Der Eingriff hat insgesamt nur ca 7 Minuten gedauert und war natürlich nicht angenehm, aber erträglich.

Ich bekam 5 Betäubungsspritzen direkt in den Muttermund, es hat sich eklig angefühlt und tat auch weh - war aber zu verkraften. Ziemlich schnell danach ging die Prozedur dann auch los, auch das war ein ekliges aber erträgliches Gefühl. Und dann wars auch schon vorbei und ich konnte mich im Zimmer nebenan hinlegen.

Das schlimmste daran ist das Geräusch und mein FA macht keine Abtreibung mehr ohne Vollnarkose (deswegen bin ich zu einem anderen). Viele Frauen kommen mit dem Geräusch nicht klar sagt er. Ich kann das nicht bestätigen, denn wie oben geschrieben, war das so für mich absolut richtig.


Wenn Du Bedenken hast, schau Dich nach einem anderen Arzt um, vielleicht hast Du Glück und findest noch einen der es unter Vollbarkose macht!?


So oder so wünsche ich Dir alles Gute!!

Beitrag von elk2005 16.12.09 - 09:52 Uhr

danke für deine antwort!
ich kann mir schon denken das das geräusch nicht schön ist...aber ich kann mit dem gedanken an eine vollnarkose auch schlecht leben..also denke ich das es für mich richtig ist!

lg und danke nochmal!!

Beitrag von och.nee 16.12.09 - 10:09 Uhr

Wenn Du dir sicher bist, dass Du das Kind nicht bekommen willst/kannst und hinter Deiner Entscheidung stehst, wird ein Geräusch da nichts dran ändern.
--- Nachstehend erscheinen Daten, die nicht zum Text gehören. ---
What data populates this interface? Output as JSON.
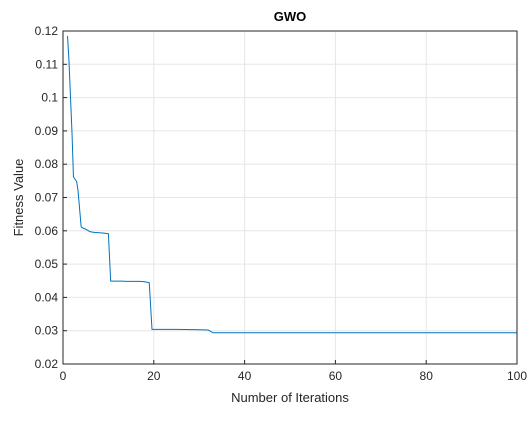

Ich war immer gegen Abtreibung, war mir immer sicher ich würde jedes Kind bekommen was sich unangemeldet ankündigt - dann kam es anders und ich hab mir nur sehr schwer eingestehen können, dass ich so einen Weg gehe. Als die Entscheidung dann aber stand und ich mit mir wieder im reinen war, war alles ok. Ich hatte mich von dem vorher Kind verabschiedet und beim Eingriff selbst war es nicht mehr da. So kam es mir jedenfalls vor. Es war ein Eingriff, kein schöner aber ein notwendiger und es hätte auch ein anderer Eingriff sein können.

Mir hat das miterleben des Eingriffs beim verarbeiten sehr geholfen, so wußte ich was passiert war, wie es passierte, konnte reflektieren, drüber sprechen etc.

Dazu kam, dass ich panische Angst vor der Vollnarkose hatte (ich hatte vorher den Traum, dass ich aus der Narkose nicht mehr aufwache und hatte danach nur noch Angst) und eben, dass ich es miterleben wollte. Vielleicht klingt es albern, aber in dem Moment war es das mindeste was ich tun konnte, mein Baby bei diesem Schritt nicht alleine lassen und mich dieser blöden Situation wirklich zu stellen.

Ich wünsch Dir alles Gute, Du schaffst das schon wenn das der Weg ist den Du gehen willst oder mußt #liebdrueck

Beitrag von ohman 16.12.09 - 20:06 Uhr

darf ich fragen WO du in bayern wohnst?

ich hab ihn bei einem arzt machen lassen, der nur abbrüche macht und habe mich für die örtliche betäubung entschieden.

für mich die beste entscheidung, ich kann so im nachhinein, wo ich es doch ab und an überdenke, besser damit klar kommen...

du bekommst spritzen in den mumu, ca. 5 stück und dann gehts halt los. ich war 10minuten im behandlungszimmer, danach hat mich ne total nette mitarbeiterin betreut und in einen nebenraum gebracht, wo ich mich ne stunde regenerieren konnte, dann wurde nochmal ein US gemacht, damit nix in der gebärmutter geblieben ist und dann durfte ich auch heim.